Willie felt a stab of pity for this child who seemed to be trapped between two plains of existence, caught in limbo between life and the afterlife. What would it be like to never be able to complete that journey, to be eternally alone, adrift in a world that provided only minimal contact with people? Even his existence, miserable though it sometimes was, allowed him contact with others, even if they didn't particularly like him. For almost two hundred years she hadn't felt the warmth of a human hand or the embrace of a mother. At least he had his limited friendship with Maggie to soothe the loneliness, and Barnabas had become a friend in his own right, and even the folks up at Collinwood were civil towards him. Still, there were times when he wished he had a true family, some sort of connection to others who shared his last name, who wouldn't mind spending time with him, people he could call his own.

He felt a sudden kinship with this child, a child who had weathered a stormy family life but who had still loved her family. She had payed dearly for that love, her devotion to be with her brother was directly responsible for her untimely death. Maybe it was better not to love if all it brought was pain. Sarah had loved, and in the end it had gotten her nowhere. Willie had tried to save Maggie out of something close to love, at least friendship, and that had earned him a stay at the Collinsport hospital, then an even longer stint at Windcliff. He had tried to find friendship with Jason, but that too had ended with each of them going their separate ways. Love was a useless waste of energy, but was that the emotion keeping Barnabas's ghost sister here? Suddenly curious he asked, "Why do you stick around here, kid?"

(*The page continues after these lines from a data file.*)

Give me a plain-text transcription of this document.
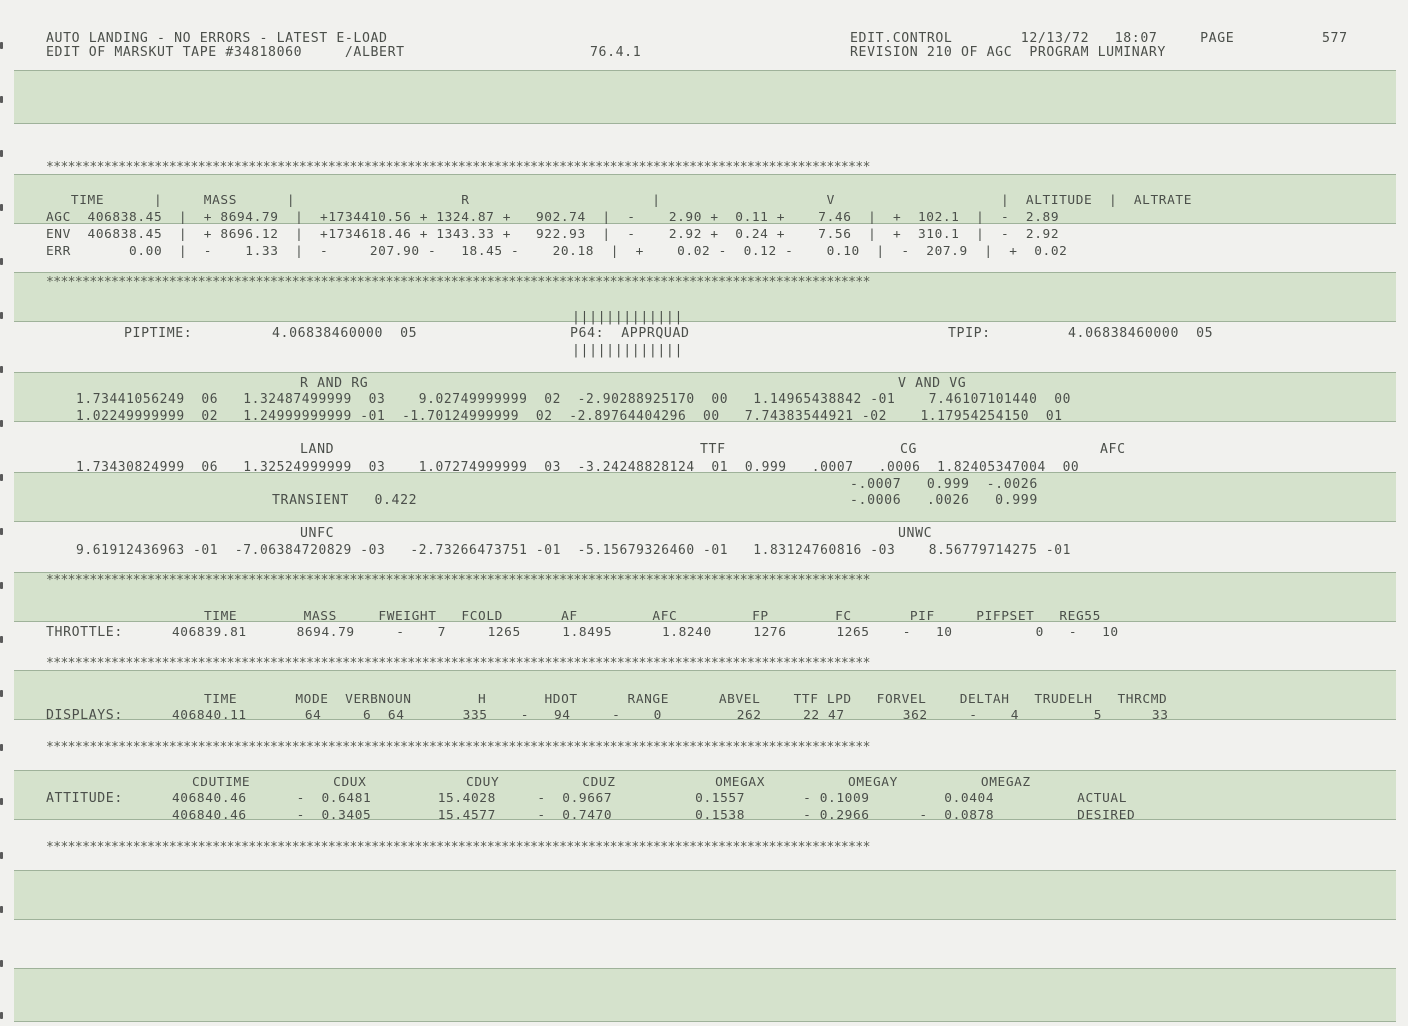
AUTO LANDING - NO ERRORS - LATEST E-LOAD
EDIT OF MARSKUT TAPE #34818060     /ALBERT	76.4.1
EDIT.CONTROL        12/13/72   18:07     PAGE	577
REVISION 210 OF AGC  PROGRAM LUMINARY
******************************************************************************************************************
******************************************************************************************************************
******************************************************************************************************************
******************************************************************************************************************
******************************************************************************************************************
******************************************************************************************************************
TIME      |     MASS      |                    R                      |                    V                    |  ALTITUDE  |  ALTRATE
AGC  406838.45  |  + 8694.79  |  +1734410.56 + 1324.87 +   902.74  |  -    2.90 +  0.11 +    7.46  |  +  102.1  |  -  2.89
ENV  406838.45  |  + 8696.12  |  +1734618.46 + 1343.33 +   922.93  |  -    2.92 +  0.24 +    7.56  |  +  310.1  |  -  2.92
ERR       0.00  |  -    1.33  |  -     207.90 -   18.45 -    20.18  |  +    0.02 -  0.12 -    0.10  |  -  207.9  |  +  0.02
|||||||||||||
PIPTIME:	4.06838460000  05	P64:  APPRQUAD	TPIP:	4.06838460000  05
|||||||||||||
R AND RG	V AND VG
1.73441056249  06   1.32487499999  03    9.02749999999  02  -2.90288925170  00   1.14965438842 -01    7.46107101440  00
1.02249999999  02   1.24999999999 -01  -1.70124999999  02  -2.89764404296  00   7.74383544921 -02    1.17954254150  01
LAND	TTF	CG	AFC
1.73430824999  06   1.32524999999  03    1.07274999999  03  -3.24248828124  01  0.999   .0007   .0006  1.82405347004  00
-.0007   0.999  -.0026
TRANSIENT   0.422	-.0006   .0026   0.999
UNFC	UNWC
9.61912436963 -01  -7.06384720829 -03   -2.73266473751 -01  -5.15679326460 -01   1.83124760816 -03    8.56779714275 -01
TIME        MASS     FWEIGHT   FCOLD       AF         AFC         FP        FC       PIF     PIFPSET   REG55
THROTTLE:	406839.81      8694.79     -    7     1265     1.8495      1.8240     1276      1265    -   10          0   -   10
TIME       MODE  VERBNOUN        H       HDOT      RANGE      ABVEL    TTF LPD   FORVEL    DELTAH   TRUDELH   THRCMD
DISPLAYS:	406840.11       64     6  64       335    -   94     -    0         262     22 47       362     -    4         5      33
CDUTIME          CDUX            CDUY          CDUZ            OMEGAX          OMEGAY          OMEGAZ
ATTITUDE:	406840.46      -  0.6481        15.4028     -  0.9667          0.1557       - 0.1009         0.0404          ACTUAL
406840.46      -  0.3405        15.4577     -  0.7470          0.1538       - 0.2966      -  0.0878          DESIRED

She thought about it for a moment. "I have to watch over everyone. They need me."

That clinched it then. She was definitely staying out of devotion, which was rather pointless since most times she kept herself invisible. "Can't you go on to somewhere better?"

he was surprised by his continuing curiosity, that had been an emotion Barnabas had effectively beaten out of him years ago, but the sadness in the kid's eyes really got to him. "I will only leave here when my work is finished." she replied, sounding very much the adult.

It was sad really, that she had to stay around simply to fulfill an obligation to watch over a family so far in the future, never knowing peace for herself. "Well, when you do go back to wherever you came from, you come tell me you're leavin', okay?"

This time the surprise he felt didn't catch him off guard. he allowed the warmth of her smile to seep in to him, and when she moved to hug him he didn't flinch from her. "All right, Willie," she promised solemnly, "I won't forget. But I'll always be close by, even when I do go away. I don't ever leave my friends."

It was strange that a child's embrace could so easily rob him of words, but before he could find his voice, she was gone, a warm breeze against his cheek the only sign of her departure. Turning, he made his way from eaglehill. There was something he needed to do.